Grit Poppe hat für ihr Buch sehr viel recherchiert und mit ehemaligen Insassen gesprochen. So entsteht eine Authentizität, ohne dass das Buch biographisch wirkt. Meiner Meinung nach ist es besser, dass man bei so einem schweren Thema ein Jugendbuch nicht komplett biographisch oder autobiographisch darstellt. Dies könnte viele, insbesondere jüngere Leser verschrecken, wenn sie wüssten, dass dies eine komplett wahre Geschichte ist. Anhand von der fiktiven Hauptperson Anja geht man differenziertet an das Thema heran und natürlich wird die Fantasie noch mehr angeregt. Den Weg, den die Autorin hier gewählt hat, finde ich sehr passend und gut durchdacht, denn sie hat es sich trotzdem nicht nehmen lassen, zu recherchieren und mit den Betroffenen zu reden. Dies spiegelt sich auch in ihrem Buch wieder.

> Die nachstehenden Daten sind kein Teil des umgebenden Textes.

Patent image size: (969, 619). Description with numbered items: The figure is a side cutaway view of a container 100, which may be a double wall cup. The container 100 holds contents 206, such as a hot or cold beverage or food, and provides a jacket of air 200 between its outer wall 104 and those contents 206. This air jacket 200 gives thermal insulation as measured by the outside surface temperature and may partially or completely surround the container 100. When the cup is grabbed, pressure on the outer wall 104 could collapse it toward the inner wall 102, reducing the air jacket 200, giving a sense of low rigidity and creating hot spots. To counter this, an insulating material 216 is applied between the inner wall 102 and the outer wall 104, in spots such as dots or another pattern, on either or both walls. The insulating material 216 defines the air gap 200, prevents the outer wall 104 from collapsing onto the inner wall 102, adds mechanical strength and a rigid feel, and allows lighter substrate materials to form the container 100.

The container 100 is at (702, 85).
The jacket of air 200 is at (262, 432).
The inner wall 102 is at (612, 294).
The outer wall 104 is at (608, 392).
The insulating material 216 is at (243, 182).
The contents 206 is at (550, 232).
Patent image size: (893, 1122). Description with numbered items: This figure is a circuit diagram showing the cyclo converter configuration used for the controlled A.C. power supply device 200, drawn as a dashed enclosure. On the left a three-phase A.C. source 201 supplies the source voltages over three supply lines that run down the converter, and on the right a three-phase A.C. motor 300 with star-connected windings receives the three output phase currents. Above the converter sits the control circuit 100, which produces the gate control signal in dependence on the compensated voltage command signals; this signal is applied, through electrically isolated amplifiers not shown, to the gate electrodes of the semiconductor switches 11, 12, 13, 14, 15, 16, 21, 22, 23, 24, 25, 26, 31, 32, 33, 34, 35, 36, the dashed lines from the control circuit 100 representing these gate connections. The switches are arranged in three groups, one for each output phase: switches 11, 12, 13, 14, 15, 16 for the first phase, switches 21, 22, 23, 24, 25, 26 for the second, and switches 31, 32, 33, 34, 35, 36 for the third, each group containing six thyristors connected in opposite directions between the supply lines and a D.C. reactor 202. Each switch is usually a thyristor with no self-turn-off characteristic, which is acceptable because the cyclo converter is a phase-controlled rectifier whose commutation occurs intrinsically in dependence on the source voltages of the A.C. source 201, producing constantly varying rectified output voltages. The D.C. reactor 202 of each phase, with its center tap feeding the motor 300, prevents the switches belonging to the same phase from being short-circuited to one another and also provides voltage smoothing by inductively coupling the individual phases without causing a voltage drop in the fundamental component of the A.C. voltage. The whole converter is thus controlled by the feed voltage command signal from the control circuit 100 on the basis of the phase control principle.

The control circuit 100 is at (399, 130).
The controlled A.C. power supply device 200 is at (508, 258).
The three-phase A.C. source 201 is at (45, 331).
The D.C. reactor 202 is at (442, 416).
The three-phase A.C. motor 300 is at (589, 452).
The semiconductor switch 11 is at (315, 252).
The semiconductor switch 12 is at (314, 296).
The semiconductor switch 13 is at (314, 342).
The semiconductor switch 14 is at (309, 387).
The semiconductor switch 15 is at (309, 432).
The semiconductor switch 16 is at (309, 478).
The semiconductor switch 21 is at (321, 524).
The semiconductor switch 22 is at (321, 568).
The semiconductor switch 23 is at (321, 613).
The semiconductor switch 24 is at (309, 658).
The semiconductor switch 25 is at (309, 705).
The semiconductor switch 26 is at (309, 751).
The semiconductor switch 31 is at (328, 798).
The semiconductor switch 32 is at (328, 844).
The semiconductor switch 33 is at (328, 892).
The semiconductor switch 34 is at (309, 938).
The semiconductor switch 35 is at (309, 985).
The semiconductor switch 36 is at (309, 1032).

Außerdem kommt im Buch der Charakter von Anja sehr gut heraus und man kann ihrer inneren Entwicklung folgen. Im Laufe des Buches stellt man fest, dass sich Anja durch die Misshandlungen und den psychischen Terror sehr stark verändert. Am Anfang ist sie noch sehr neugierig, kritisch und hat eine eigene Persönlichkeit. In Torgau hört sie auf, die Dinge zu hinterfragen und man sieht, dass sie innerlich gebrochen ist. Denn auch nach ihrer Zeit in Torgau, als sie in Leipzig ist, wird sie von Panikattacken und Angstzuständen geplagt. Diese Entwicklung wirkt in meinen Augen sehr authentisch und realistisch, weil es genau das war, was man mit der „Umerziehung“ in den Jugendwerkhöfen erreichen wollte: Den Jugendlichen ihre Individualität und das eigene Urteilsvermögen zu nehmen. Grit Poppe beschreibt Anjas innere Veränderung schrittweise, so dass man die Entwicklung sehr genau beobachten kann. Trotzdem lässt Anja sich nicht komplett unterkriegen, trotz der vielen schlimmen Erlebnisse, die sie machen musste.

Grit Poppes Jugendroman „Weggesperrt“ ist sehr gut gelungen und handelt von einem nicht alltäglichen Thema. Aber das ist es, was dieses Buch so besonders macht. Es klärt auf und zeigt den Jugendlichen heute, was früher vielen ihrer Gleichaltrigen passiert ist. Es ist sehr wichtig, dass man solche Themen publik macht und dabei auch die Zielgruppe der 14- bis 15-jährigen anspricht. Oft wissen diese wenig über die DDR und die meisten kennen die Jugendwerkhöfe gar nicht. Grit Poppe schreibt hier also über ein Thema, das vielen nicht bekannt ist und trotzdem ein schreckliches Kapitel sozialistischer Heimerziehung verkörpert. Und ihr ist es ausgesprochen gut gelungen.

Abschließend ist zu sagen, dass mir das Jugendbuch „Weggesperrt“ von Grit Poppe sehr gut gefallen hat und ich einiges über die Jugendwerkhöfe und die dortige Erziehung lernen konnte. Ich fand interessant zu beobachten, welche Entwicklung Anja im Laufe des Buches macht und bewundere gleichzeitig ihre innere Stärke, die sie im Buch eindeutig beweist. Es ist empfehlenswert sich einmal mit dem Buch auseinanderzusetzen, auch wenn man nicht ganz der Altersgruppe, für die es geschrieben ist, entspricht, denn man lässt sich auf ein völlig neues Thema ein, was einerseits spannend, aber hauptsächlich erschreckend ist. Grit Poppes Schreibstil lässt das Thema sehr lebendig und wirklich erscheinen. Ich denke, dass das Buch auch für Schulklassen eine neue Erfahrung ist und es gleichzeitig Spaß macht, damit zu arbeiten.

Ich hoffe, dass „Weggesperrt“ viele Menschen erreicht und wirklich über das Thema aufklärt, damit die Jugendwerkhöfe, Torgau und die menschenunwürdige sozialistische Heimerziehung in unserer heutigen Gesellschaft keine Tabuthemen bleiben.